Ronnie Spector, M. Doughty Perform At N.Y. Rock Retrospective

Celebration also includes Q&A session with David Johansen.

NEW YORK — The city's rock 'n' roll history, from the Ronettes to Soul Coughing, came to unruly life Sunday night in a freewheeling eight-hour celebration at the Bowery Ballroom that combined storytelling with musicmaking.

"I was born and raised right here, and I've loved every minute of it," said the evening's surprise guest, former Ronettes leader Ronnie Spector.

Spector's performance, which included her version of punk legend Johnny Thunder's "You Can't Put Your Arms Around a Memory" (RealAudio excerpt) was the emotional high point of the night, dubbed "Rock in New York: The Sounds and the Stories."

The event also included a question-and-answer session with former New York Dolls leader David Johansen and a speech and a cappella performance from Tuli Kupferberg, co-founder of the '60s underground band the Fugs.

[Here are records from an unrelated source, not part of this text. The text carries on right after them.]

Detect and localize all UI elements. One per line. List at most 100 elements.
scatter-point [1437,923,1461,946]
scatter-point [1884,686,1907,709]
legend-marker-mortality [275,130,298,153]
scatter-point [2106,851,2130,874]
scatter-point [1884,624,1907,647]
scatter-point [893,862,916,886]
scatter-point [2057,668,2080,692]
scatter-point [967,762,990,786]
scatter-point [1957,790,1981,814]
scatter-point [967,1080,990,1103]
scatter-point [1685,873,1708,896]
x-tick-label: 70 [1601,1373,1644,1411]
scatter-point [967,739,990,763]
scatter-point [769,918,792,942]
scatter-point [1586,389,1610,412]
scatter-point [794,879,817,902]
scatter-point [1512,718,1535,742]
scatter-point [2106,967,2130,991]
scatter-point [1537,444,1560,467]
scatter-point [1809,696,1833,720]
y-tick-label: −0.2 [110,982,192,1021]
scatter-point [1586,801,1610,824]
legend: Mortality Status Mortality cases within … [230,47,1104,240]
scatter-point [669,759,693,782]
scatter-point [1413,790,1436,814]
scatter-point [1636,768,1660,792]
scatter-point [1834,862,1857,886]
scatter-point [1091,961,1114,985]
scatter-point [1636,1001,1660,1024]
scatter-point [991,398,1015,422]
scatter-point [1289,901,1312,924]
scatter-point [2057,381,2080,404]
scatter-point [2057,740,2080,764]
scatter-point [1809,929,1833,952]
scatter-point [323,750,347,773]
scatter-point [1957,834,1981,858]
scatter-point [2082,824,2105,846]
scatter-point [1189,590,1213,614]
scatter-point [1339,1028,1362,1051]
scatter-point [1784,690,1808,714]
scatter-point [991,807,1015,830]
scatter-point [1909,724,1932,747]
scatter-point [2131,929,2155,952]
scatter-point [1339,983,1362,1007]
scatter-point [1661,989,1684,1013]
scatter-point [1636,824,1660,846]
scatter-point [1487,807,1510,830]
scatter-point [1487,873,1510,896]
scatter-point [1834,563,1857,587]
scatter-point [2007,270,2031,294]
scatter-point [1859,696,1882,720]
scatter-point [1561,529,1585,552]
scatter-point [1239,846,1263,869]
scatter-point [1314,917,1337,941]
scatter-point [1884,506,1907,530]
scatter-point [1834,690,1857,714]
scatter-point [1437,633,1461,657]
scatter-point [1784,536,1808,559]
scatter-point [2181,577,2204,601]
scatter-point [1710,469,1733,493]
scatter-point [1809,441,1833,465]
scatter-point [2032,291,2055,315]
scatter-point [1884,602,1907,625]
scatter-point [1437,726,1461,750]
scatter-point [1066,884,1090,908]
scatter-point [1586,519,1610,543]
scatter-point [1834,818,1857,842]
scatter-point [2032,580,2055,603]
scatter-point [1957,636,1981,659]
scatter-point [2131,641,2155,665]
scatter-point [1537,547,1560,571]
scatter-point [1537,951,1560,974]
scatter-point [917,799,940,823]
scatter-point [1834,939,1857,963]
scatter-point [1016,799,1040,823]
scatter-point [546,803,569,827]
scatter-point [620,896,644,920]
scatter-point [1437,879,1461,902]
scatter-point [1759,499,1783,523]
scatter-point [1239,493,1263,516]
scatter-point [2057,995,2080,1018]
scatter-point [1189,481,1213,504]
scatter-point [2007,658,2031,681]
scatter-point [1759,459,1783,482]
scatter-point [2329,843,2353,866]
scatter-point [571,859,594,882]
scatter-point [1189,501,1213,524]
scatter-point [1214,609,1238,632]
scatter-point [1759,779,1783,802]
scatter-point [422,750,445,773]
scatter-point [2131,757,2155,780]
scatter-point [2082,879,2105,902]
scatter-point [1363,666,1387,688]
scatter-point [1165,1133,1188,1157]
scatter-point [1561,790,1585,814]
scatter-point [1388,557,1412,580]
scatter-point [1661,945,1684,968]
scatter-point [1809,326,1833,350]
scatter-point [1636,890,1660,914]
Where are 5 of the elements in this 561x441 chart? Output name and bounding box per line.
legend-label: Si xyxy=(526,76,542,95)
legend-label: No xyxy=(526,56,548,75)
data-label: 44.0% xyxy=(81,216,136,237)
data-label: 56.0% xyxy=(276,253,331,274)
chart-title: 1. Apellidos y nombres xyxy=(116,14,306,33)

M. Doughty, former frontman of the recently disbanded '90s rock band Soul Coughing, played a solo acoustic set that included his former band's "Circles" (RealAudio excerpt) and "Is Chicago Is Not Chicago" (RealAudio excerpt).

Early on, Johansen, who is also known as party-rocker Buster Poindexter, made light of the debauchery of his days with his proto-punk band.

"It's not so different from what people do in a frat house — except in drag," Johansen said.

"Handsome" Dick Manitoba, frontman of '70s punk-rockers the Dictators, also reminisced about what he said was a freer era.

"You could f--- with glee, you could shoot dope. ... I'm amazed that music came out of that stupor," he said.

The Fugs' Kupferberg got the night's biggest laughs with a spirited, unaccompanied version of his band's "I'm Doin' Alright," which includes the line "I'm not ever goin' to Vietnam/ I'm gonna stay right here and screw your mom."

The beat-poetry-inspired Fugs came together, according to Kupferberg, after he and co-founder Ed Sanders listened to Beatles and Rolling Stones records and said, "We poets can do better than these dipsh--s."

Punk Magazine co-founder John Holmstrom, meanwhile, told the story of an awards show that his seminal publication had the misfortune of scheduling for Oct. 13, 1978, the day after Sex Pistols bassist Sid Vicious was arrested in New York on suspicion of murdering girlfriend Nancy Spungen.

Overall the event, which was hastily organized over three weeks, went better than planned, according to George Tabb, who organized the musical side of the evening.

"We thought it'd be the Titanic, but we ended up with 'The Poseidon Adventure,' which isn't that bad," said Tabb, frontman for New York punk-rockers Furious George, and a writer for the weekly newspaper New York Press, which sponsored the event.

The show was conceived by producer and manager Giorgio Gomelsky, a veteran of rock scenes in London and New York. Gomelsky, who once managed Eric Clapton, also helped launch the careers of British rock groups the Rolling Stones, the Yardbirds and Soft Machine.

Gomelsky had the event filmed for a possible future webcast and said he hopes to host similar happenings devoted to specific sub-genres of rock.